De um tempo para cá, o Facebook
passou a mostrar publicações passadas, de um ano, dois atrás e é engraçado,
porque estas publicações mais antigas trazem os mais diversos tipos de sentimentos
e emoções, da vergonha à mais pura saudade. Sinto, desde a vontade de
simplesmente ignorar, olhar para cima e agradecer pelas mudanças que o tempo
trouxe consigo, à vontade de voltar naquele dia específico e reviver situações
bastante específicas, minutos, até mesmo aqueles segundos de duração de um
sorriso ou de um abraço.
É engraçado como o tempo passa
sem que possamos perceber. Sempre que topamos em alguma lembrança, percebemos a
velocidade dele, percebemos o quão efêmeras são as situações, as relações,
aqueles instantes preciosos que passam e deixam pequenas (grandes) marcas no
coração. Fica tão claro o amadurecimento, que chega a assustar.

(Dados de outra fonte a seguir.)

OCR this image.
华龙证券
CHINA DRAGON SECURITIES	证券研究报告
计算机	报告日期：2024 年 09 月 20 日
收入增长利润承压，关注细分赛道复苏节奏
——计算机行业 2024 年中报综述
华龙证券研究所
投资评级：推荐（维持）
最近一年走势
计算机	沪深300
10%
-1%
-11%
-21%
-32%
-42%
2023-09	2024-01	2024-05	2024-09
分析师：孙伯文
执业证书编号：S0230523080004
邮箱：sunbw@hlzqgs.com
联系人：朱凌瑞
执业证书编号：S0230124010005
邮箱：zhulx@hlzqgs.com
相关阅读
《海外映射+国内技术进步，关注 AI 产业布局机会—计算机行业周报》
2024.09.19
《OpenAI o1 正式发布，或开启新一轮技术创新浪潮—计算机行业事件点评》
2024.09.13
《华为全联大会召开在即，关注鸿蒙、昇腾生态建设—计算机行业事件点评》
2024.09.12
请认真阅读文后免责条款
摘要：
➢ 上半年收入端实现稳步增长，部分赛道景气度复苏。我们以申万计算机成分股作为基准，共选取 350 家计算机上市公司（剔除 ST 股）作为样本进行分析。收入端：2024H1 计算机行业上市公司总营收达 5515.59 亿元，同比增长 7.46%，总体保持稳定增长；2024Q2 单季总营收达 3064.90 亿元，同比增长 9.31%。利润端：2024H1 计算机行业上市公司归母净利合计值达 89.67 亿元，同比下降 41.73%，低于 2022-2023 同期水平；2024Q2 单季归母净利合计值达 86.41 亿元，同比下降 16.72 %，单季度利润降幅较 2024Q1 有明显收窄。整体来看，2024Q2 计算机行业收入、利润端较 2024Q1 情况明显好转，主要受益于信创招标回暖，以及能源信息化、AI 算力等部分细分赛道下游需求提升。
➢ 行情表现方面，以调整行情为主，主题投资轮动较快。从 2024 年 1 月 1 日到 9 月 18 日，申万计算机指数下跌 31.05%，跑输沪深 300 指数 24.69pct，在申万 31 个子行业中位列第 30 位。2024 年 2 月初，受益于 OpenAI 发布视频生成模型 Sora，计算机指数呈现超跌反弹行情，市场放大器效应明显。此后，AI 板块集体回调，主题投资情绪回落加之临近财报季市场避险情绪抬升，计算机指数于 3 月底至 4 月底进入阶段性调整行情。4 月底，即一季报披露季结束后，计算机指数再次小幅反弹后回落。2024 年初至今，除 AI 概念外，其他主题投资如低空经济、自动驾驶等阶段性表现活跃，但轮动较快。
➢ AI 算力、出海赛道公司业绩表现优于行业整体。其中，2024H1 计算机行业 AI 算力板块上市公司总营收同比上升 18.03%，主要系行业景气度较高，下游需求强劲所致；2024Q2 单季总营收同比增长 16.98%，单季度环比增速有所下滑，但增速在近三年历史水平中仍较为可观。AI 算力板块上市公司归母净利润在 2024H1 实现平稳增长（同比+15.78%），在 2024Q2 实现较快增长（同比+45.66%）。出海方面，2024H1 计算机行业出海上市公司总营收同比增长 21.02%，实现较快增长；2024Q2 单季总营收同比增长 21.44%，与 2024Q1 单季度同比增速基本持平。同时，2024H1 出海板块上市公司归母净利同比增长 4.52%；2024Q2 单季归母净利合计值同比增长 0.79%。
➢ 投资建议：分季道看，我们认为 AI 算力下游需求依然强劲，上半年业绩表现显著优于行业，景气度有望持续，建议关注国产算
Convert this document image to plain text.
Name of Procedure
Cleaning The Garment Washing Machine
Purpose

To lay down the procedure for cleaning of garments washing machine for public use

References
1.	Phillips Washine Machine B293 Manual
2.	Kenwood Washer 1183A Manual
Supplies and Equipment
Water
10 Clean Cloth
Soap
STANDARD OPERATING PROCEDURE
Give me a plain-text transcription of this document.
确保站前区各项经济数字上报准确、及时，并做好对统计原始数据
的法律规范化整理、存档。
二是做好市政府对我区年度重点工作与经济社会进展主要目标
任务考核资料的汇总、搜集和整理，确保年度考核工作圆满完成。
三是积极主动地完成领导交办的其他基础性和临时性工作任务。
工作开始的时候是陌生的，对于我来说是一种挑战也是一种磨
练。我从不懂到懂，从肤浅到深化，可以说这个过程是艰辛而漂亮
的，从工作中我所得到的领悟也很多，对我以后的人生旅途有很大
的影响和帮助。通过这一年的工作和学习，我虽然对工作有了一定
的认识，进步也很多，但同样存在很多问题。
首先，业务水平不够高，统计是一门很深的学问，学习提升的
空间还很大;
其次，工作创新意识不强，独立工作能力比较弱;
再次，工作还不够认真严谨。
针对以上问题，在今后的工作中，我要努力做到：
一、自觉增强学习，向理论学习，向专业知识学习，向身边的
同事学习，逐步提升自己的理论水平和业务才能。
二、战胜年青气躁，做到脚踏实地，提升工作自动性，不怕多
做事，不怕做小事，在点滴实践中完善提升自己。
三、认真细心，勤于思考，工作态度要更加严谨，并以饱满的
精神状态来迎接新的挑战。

Me peguei pensando: daqui a um
ano, quando o Facebook me mostrar as lembranças do dia de hoje, será que
sentirei saudade, vontade de voltar (como senti hoje), ou será que darei graças
a Deus pelo passar do tempo?
Pensando aqui com meus botões,
não sei até que ponto foi bom ter aprendido a lição de viver intensamente o hoje,
me entregar ao momento, ao presente, aos instantes preciosos que ficam
cristalizados no coração. Aprendi, mas não sei lidar. Sou péssima em lidar com
meus próprios sentimentos, o que é absurdamente contraditório, já que os
sentimentos dos outros aparecem para mim como uma planilha do Excel, totalmente
claros e organizados. Também não sei lidar com o produto de ter aprendido a
viver somente a minha idade e tudo o que vem com ela. Sei sentir, mas não sei o
que fazer com o sentir, em si. Mas aí, lembro do meu querido Kant, dizendo que
a gente nunca vai conhecer a essência das coisas em si, uma vez que não conseguimos
dominar nossos instintos (que nos permitiria este acesso à essência das coisas
em si, à verdade) e que meus sentimentos são exatamente o produto desta falta
de controle dos instintos, que acaba me cegando.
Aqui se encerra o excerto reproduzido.